К реке идем по кашеварной улочке. Неторопливо, как под водой.
Приглянюхиваемся. Пожалуй, здесь. За кухней, отгораживающей улицу от ниши в стене, стол – один. Проходим в нишу сквозь дурманный жар, сквозь бурное цветочное кипенье снеди в чанах. Садимся.
На другом краю стола – двое. Один – поджарый, терракотовый, другой – оплывший, парафиновый. Оба дышат, попеременно затыкая пальцем ноздрю
– то левую, то правую. Терракот учит, парафин следует.
– Су, – говорит Терракот и указывает пальцем вверх, на Тамошнего, – вдыхаем Его. Держим. Хам – выдыхаем себя.
Сухам-Сухам-Сухам, наворачивает он, а мне слышится: хамсу-хамсу-хамсу…
– А теперь… – Он перегибается к нему через стол.
–
"Солнце-Луна-Солнце"; правая ноздря, левая, правая. Разогреваем – правая, охлаждаем – левая.
Парафин пыхтит повторяя. Их зовут из кухни, готово. Встают, по пути еще продолжая пранаямить с пальцем, прижатым к ноздре. Берут еду, несут, ставят перед нами, возвращаются на свои стулья, дышат.
Терракот при этом пританцовывает в стиле рэпа. Чуть обкурен. Улица течет у их лиц. Обоим – лет по 18-20. Парафин кренится уже, течет набок, заваливается.
– Хорошо, – говорит Терракот. – Достаточно. – И подсаживается к нам.
Смотрит, как мы едим, провожая взглядом каждую ложку от тарелки до рта. И никакого стеснения. Это и его рот, а не только мой. И рука
Ксении – тоже его. Как и дерево за рекой. Как и сам он – продолженье и Ксении, и меня, и того дерева.
– А где здесь можно недорого остановиться на ночь? – спрашиваю.
– У меня, – говорит, – напротив. – И указывает на ту сторону улицы.
"Бадринат, комнаты для паломников".
Сидим у него в каптерке. 2х2 метра. Стол, стул, скамья. Он танцует на стуле, сидя. Искристо поглядывая на нас, жиденько подклеенных к скамье и друг к другу.
– Покурим? – подмигивает.
– Нет, – говорю, – сначала решим с ночевкой.

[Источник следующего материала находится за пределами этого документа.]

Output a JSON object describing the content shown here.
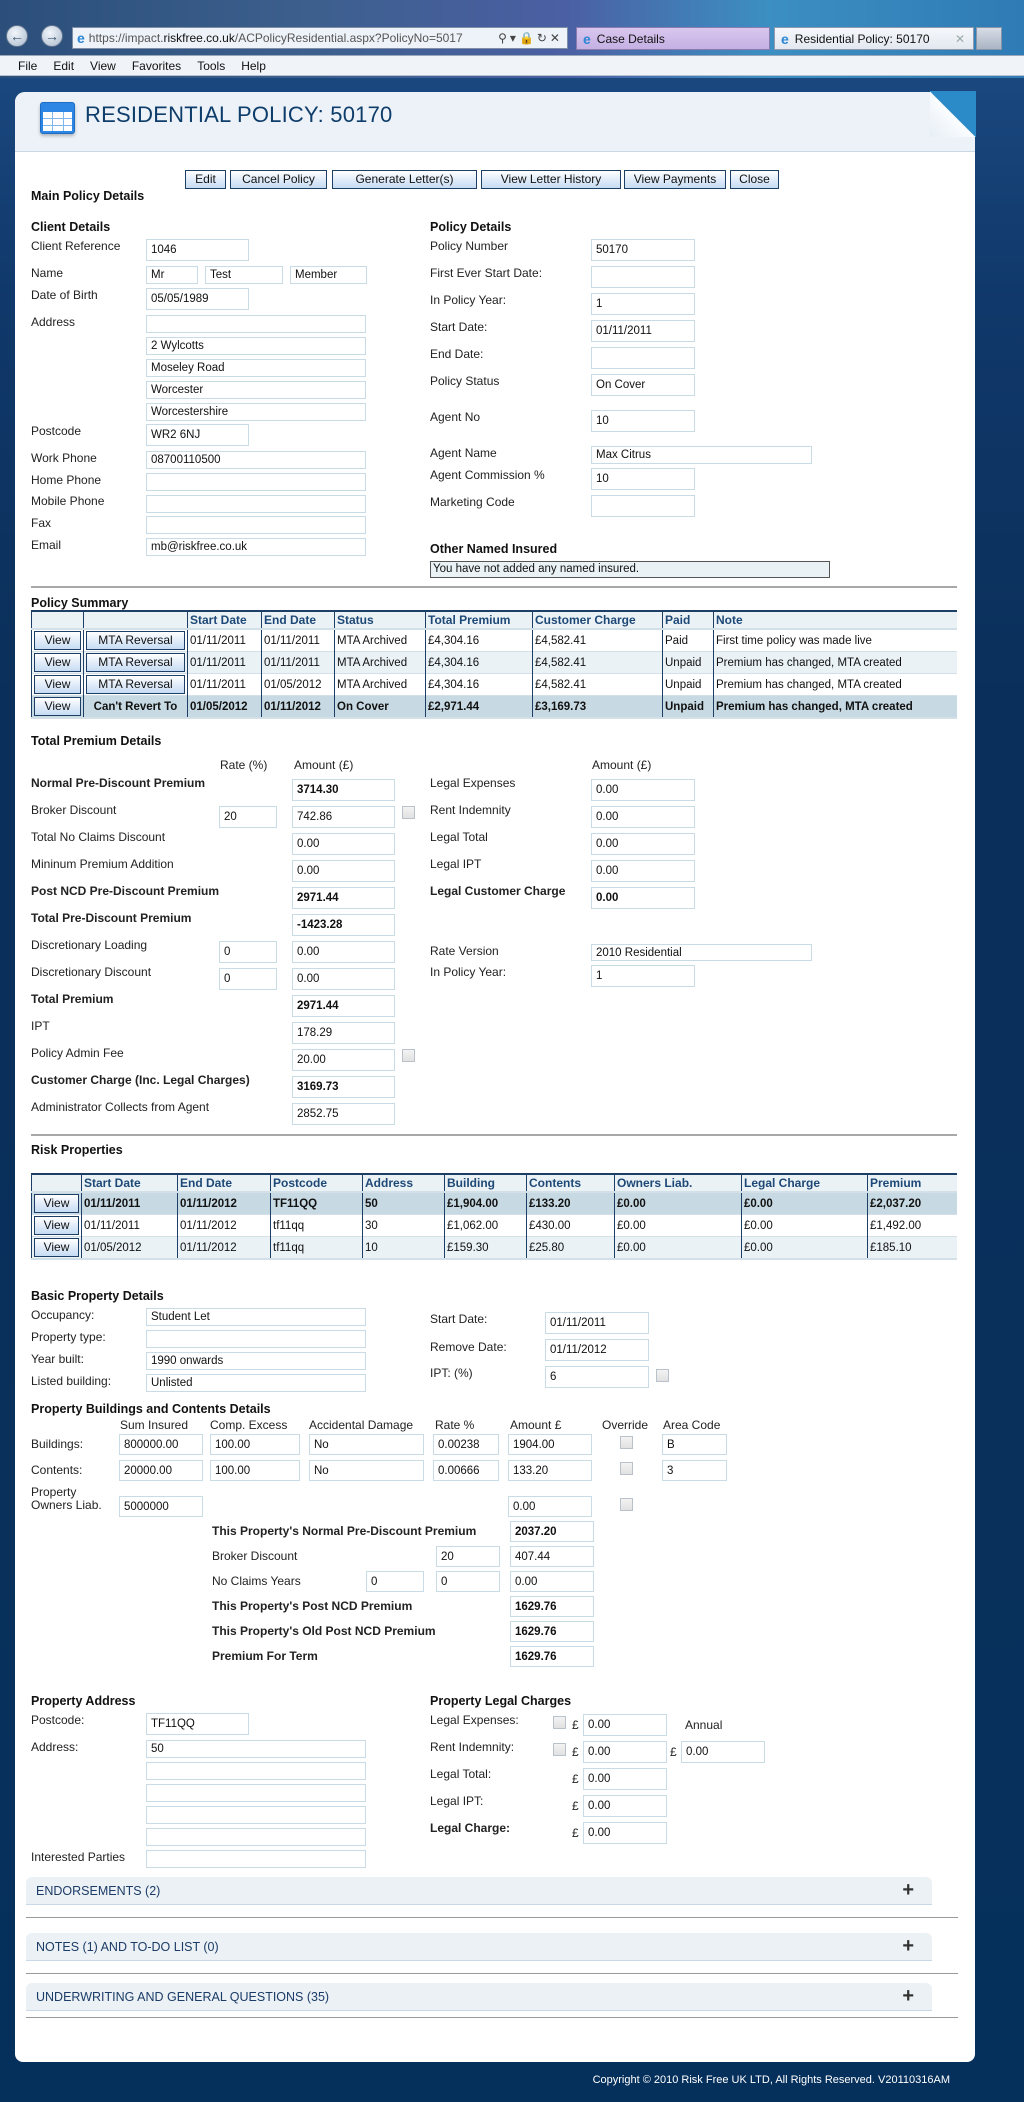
{
  "browser": {
    "url_prefix": "https://impact.",
    "url_domain": "riskfree.co.uk",
    "url_rest": "/ACPolicyResidential.aspx?PolicyNo=5017",
    "tabs": [
      {
        "label": "Case Details"
      },
      {
        "label": "Residential Policy: 50170"
      }
    ],
    "menu": [
      "File",
      "Edit",
      "View",
      "Favorites",
      "Tools",
      "Help"
    ]
  },
  "page": {
    "title": "RESIDENTIAL POLICY: 50170",
    "main_heading": "Main Policy Details"
  },
  "toolbar": {
    "edit": "Edit",
    "cancel_policy": "Cancel Policy",
    "generate_letters": "Generate Letter(s)",
    "view_letter_history": "View Letter History",
    "view_payments": "View Payments",
    "close": "Close"
  },
  "client": {
    "heading": "Client Details",
    "client_reference_label": "Client Reference",
    "client_reference": "1046",
    "name_label": "Name",
    "title": "Mr",
    "first_name": "Test",
    "last_name": "Member",
    "dob_label": "Date of Birth",
    "dob": "05/05/1989",
    "address_label": "Address",
    "address": [
      "",
      "2 Wylcotts",
      "Moseley Road",
      "Worcester",
      "Worcestershire"
    ],
    "postcode_label": "Postcode",
    "postcode": "WR2 6NJ",
    "work_phone_label": "Work Phone",
    "work_phone": "08700110500",
    "home_phone_label": "Home Phone",
    "home_phone": "",
    "mobile_phone_label": "Mobile Phone",
    "mobile_phone": "",
    "fax_label": "Fax",
    "fax": "",
    "email_label": "Email",
    "email": "mb@riskfree.co.uk"
  },
  "policy": {
    "heading": "Policy Details",
    "policy_number_label": "Policy Number",
    "policy_number": "50170",
    "first_start_label": "First Ever Start Date:",
    "first_start": "",
    "in_policy_year_label": "In Policy Year:",
    "in_policy_year": "1",
    "start_date_label": "Start Date:",
    "start_date": "01/11/2011",
    "end_date_label": "End Date:",
    "end_date": "",
    "status_label": "Policy Status",
    "status": "On Cover",
    "agent_no_label": "Agent No",
    "agent_no": "10",
    "agent_name_label": "Agent Name",
    "agent_name": "Max Citrus",
    "agent_commission_label": "Agent Commission %",
    "agent_commission": "10",
    "marketing_code_label": "Marketing Code",
    "marketing_code": "",
    "other_named_heading": "Other Named Insured",
    "other_named_message": "You have not added any named insured."
  },
  "policy_summary": {
    "heading": "Policy Summary",
    "columns": [
      "",
      "",
      "Start Date",
      "End Date",
      "Status",
      "Total Premium",
      "Customer Charge",
      "Paid",
      "Note"
    ],
    "rows": [
      {
        "view": "View",
        "action": "MTA Reversal",
        "start": "01/11/2011",
        "end": "01/11/2011",
        "status": "MTA Archived",
        "total": "£4,304.16",
        "charge": "£4,582.41",
        "paid": "Paid",
        "note": "First time policy was made live"
      },
      {
        "view": "View",
        "action": "MTA Reversal",
        "start": "01/11/2011",
        "end": "01/11/2011",
        "status": "MTA Archived",
        "total": "£4,304.16",
        "charge": "£4,582.41",
        "paid": "Unpaid",
        "note": "Premium has changed, MTA created"
      },
      {
        "view": "View",
        "action": "MTA Reversal",
        "start": "01/11/2011",
        "end": "01/05/2012",
        "status": "MTA Archived",
        "total": "£4,304.16",
        "charge": "£4,582.41",
        "paid": "Unpaid",
        "note": "Premium has changed, MTA created"
      },
      {
        "view": "View",
        "action": "Can't Revert To",
        "start": "01/05/2012",
        "end": "01/11/2012",
        "status": "On Cover",
        "total": "£2,971.44",
        "charge": "£3,169.73",
        "paid": "Unpaid",
        "note": "Premium has changed, MTA created"
      }
    ]
  },
  "premium": {
    "heading": "Total Premium Details",
    "rate_header": "Rate (%)",
    "amount_header": "Amount (£)",
    "rows": [
      {
        "label": "Normal Pre-Discount Premium",
        "rate": null,
        "amount": "3714.30",
        "bold": true
      },
      {
        "label": "Broker Discount",
        "rate": "20",
        "amount": "742.86"
      },
      {
        "label": "Total No Claims Discount",
        "rate": null,
        "amount": "0.00"
      },
      {
        "label": "Mininum Premium Addition",
        "rate": null,
        "amount": "0.00"
      },
      {
        "label": "Post NCD Pre-Discount Premium",
        "rate": null,
        "amount": "2971.44",
        "bold": true
      },
      {
        "label": "Total Pre-Discount Premium",
        "rate": null,
        "amount": "-1423.28",
        "bold": true
      },
      {
        "label": "Discretionary Loading",
        "rate": "0",
        "amount": "0.00"
      },
      {
        "label": "Discretionary Discount",
        "rate": "0",
        "amount": "0.00"
      },
      {
        "label": "Total Premium",
        "rate": null,
        "amount": "2971.44",
        "bold": true
      },
      {
        "label": "IPT",
        "rate": null,
        "amount": "178.29"
      },
      {
        "label": "Policy Admin Fee",
        "rate": null,
        "amount": "20.00"
      },
      {
        "label": "Customer Charge (Inc. Legal Charges)",
        "rate": null,
        "amount": "3169.73",
        "bold": true
      },
      {
        "label": "Administrator Collects from Agent",
        "rate": null,
        "amount": "2852.75"
      }
    ],
    "legal_amount_header": "Amount (£)",
    "legal_rows": [
      {
        "label": "Legal Expenses",
        "amount": "0.00"
      },
      {
        "label": "Rent Indemnity",
        "amount": "0.00"
      },
      {
        "label": "Legal Total",
        "amount": "0.00"
      },
      {
        "label": "Legal IPT",
        "amount": "0.00"
      },
      {
        "label": "Legal Customer Charge",
        "amount": "0.00",
        "bold": true
      }
    ],
    "rate_version_label": "Rate Version",
    "rate_version": "2010 Residential",
    "in_policy_year_label": "In Policy Year:",
    "in_policy_year": "1"
  },
  "risk_properties": {
    "heading": "Risk Properties",
    "columns": [
      "",
      "Start Date",
      "End Date",
      "Postcode",
      "Address",
      "Building",
      "Contents",
      "Owners Liab.",
      "Legal Charge",
      "Premium"
    ],
    "rows": [
      {
        "view": "View",
        "start": "01/11/2011",
        "end": "01/11/2012",
        "postcode": "TF11QQ",
        "address": "50",
        "building": "£1,904.00",
        "contents": "£133.20",
        "owners": "£0.00",
        "legal": "£0.00",
        "premium": "£2,037.20"
      },
      {
        "view": "View",
        "start": "01/11/2011",
        "end": "01/11/2012",
        "postcode": "tf11qq",
        "address": "30",
        "building": "£1,062.00",
        "contents": "£430.00",
        "owners": "£0.00",
        "legal": "£0.00",
        "premium": "£1,492.00"
      },
      {
        "view": "View",
        "start": "01/05/2012",
        "end": "01/11/2012",
        "postcode": "tf11qq",
        "address": "10",
        "building": "£159.30",
        "contents": "£25.80",
        "owners": "£0.00",
        "legal": "£0.00",
        "premium": "£185.10"
      }
    ]
  },
  "basic_property": {
    "heading": "Basic Property Details",
    "occupancy_label": "Occupancy:",
    "occupancy": "Student Let",
    "type_label": "Property type:",
    "type": "",
    "year_label": "Year built:",
    "year": "1990 onwards",
    "listed_label": "Listed building:",
    "listed": "Unlisted",
    "start_label": "Start Date:",
    "start": "01/11/2011",
    "remove_label": "Remove Date:",
    "remove": "01/11/2012",
    "ipt_label": "IPT: (%)",
    "ipt": "6"
  },
  "buildings_contents": {
    "heading": "Property Buildings and Contents Details",
    "columns": [
      "Sum Insured",
      "Comp. Excess",
      "Accidental Damage",
      "Rate %",
      "Amount £",
      "Override",
      "Area Code"
    ],
    "buildings": {
      "label": "Buildings:",
      "sum": "800000.00",
      "excess": "100.00",
      "accidental": "No",
      "rate": "0.00238",
      "amount": "1904.00",
      "area": "B"
    },
    "contents": {
      "label": "Contents:",
      "sum": "20000.00",
      "excess": "100.00",
      "accidental": "No",
      "rate": "0.00666",
      "amount": "133.20",
      "area": "3"
    },
    "owners": {
      "label_line1": "Property",
      "label_line2": "Owners Liab.",
      "sum": "5000000",
      "amount": "0.00"
    },
    "normal_label": "This Property's Normal Pre-Discount Premium",
    "normal": "2037.20",
    "broker_label": "Broker Discount",
    "broker_rate": "20",
    "broker": "407.44",
    "ncy_label": "No Claims Years",
    "ncy_years": "0",
    "ncy_rate": "0",
    "ncy": "0.00",
    "post_ncd_label": "This Property's Post NCD Premium",
    "post_ncd": "1629.76",
    "old_post_ncd_label": "This Property's Old Post NCD Premium",
    "old_post_ncd": "1629.76",
    "term_label": "Premium For Term",
    "term": "1629.76"
  },
  "property_address": {
    "heading": "Property Address",
    "postcode_label": "Postcode:",
    "postcode": "TF11QQ",
    "address_label": "Address:",
    "address": [
      "50",
      "",
      "",
      "",
      ""
    ],
    "interested_label": "Interested Parties",
    "interested": ""
  },
  "legal_charges": {
    "heading": "Property Legal Charges",
    "currency": "£",
    "annual_label": "Annual",
    "legal_expenses_label": "Legal Expenses:",
    "legal_expenses": "0.00",
    "rent_indemnity_label": "Rent Indemnity:",
    "rent_indemnity": "0.00",
    "rent_indemnity_annual": "0.00",
    "legal_total_label": "Legal Total:",
    "legal_total": "0.00",
    "legal_ipt_label": "Legal IPT:",
    "legal_ipt": "0.00",
    "legal_charge_label": "Legal Charge:",
    "legal_charge": "0.00"
  },
  "accordions": [
    {
      "label": "ENDORSEMENTS (2)"
    },
    {
      "label": "NOTES (1) AND TO-DO LIST (0)"
    },
    {
      "label": "UNDERWRITING AND GENERAL QUESTIONS (35)"
    }
  ],
  "footer": "Copyright © 2010 Risk Free UK LTD, All Rights Reserved. V20110316AM"
}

– Проблема, – чешет затылок. – 41-й параграф.
– И что это значит?
– Люкс, – говорит. – Для иностранцев – гостиницы только стандарта
"люкс". Номер – раз в пять дороже.
– А если тихо?
– Можно, – говорит, – но лучше здесь покурить, а ночевать у дяди. У моего. Идем.
Идем в его кильватере; он впереди, танцуя бедрами, земли не касаясь, рассекая толпу.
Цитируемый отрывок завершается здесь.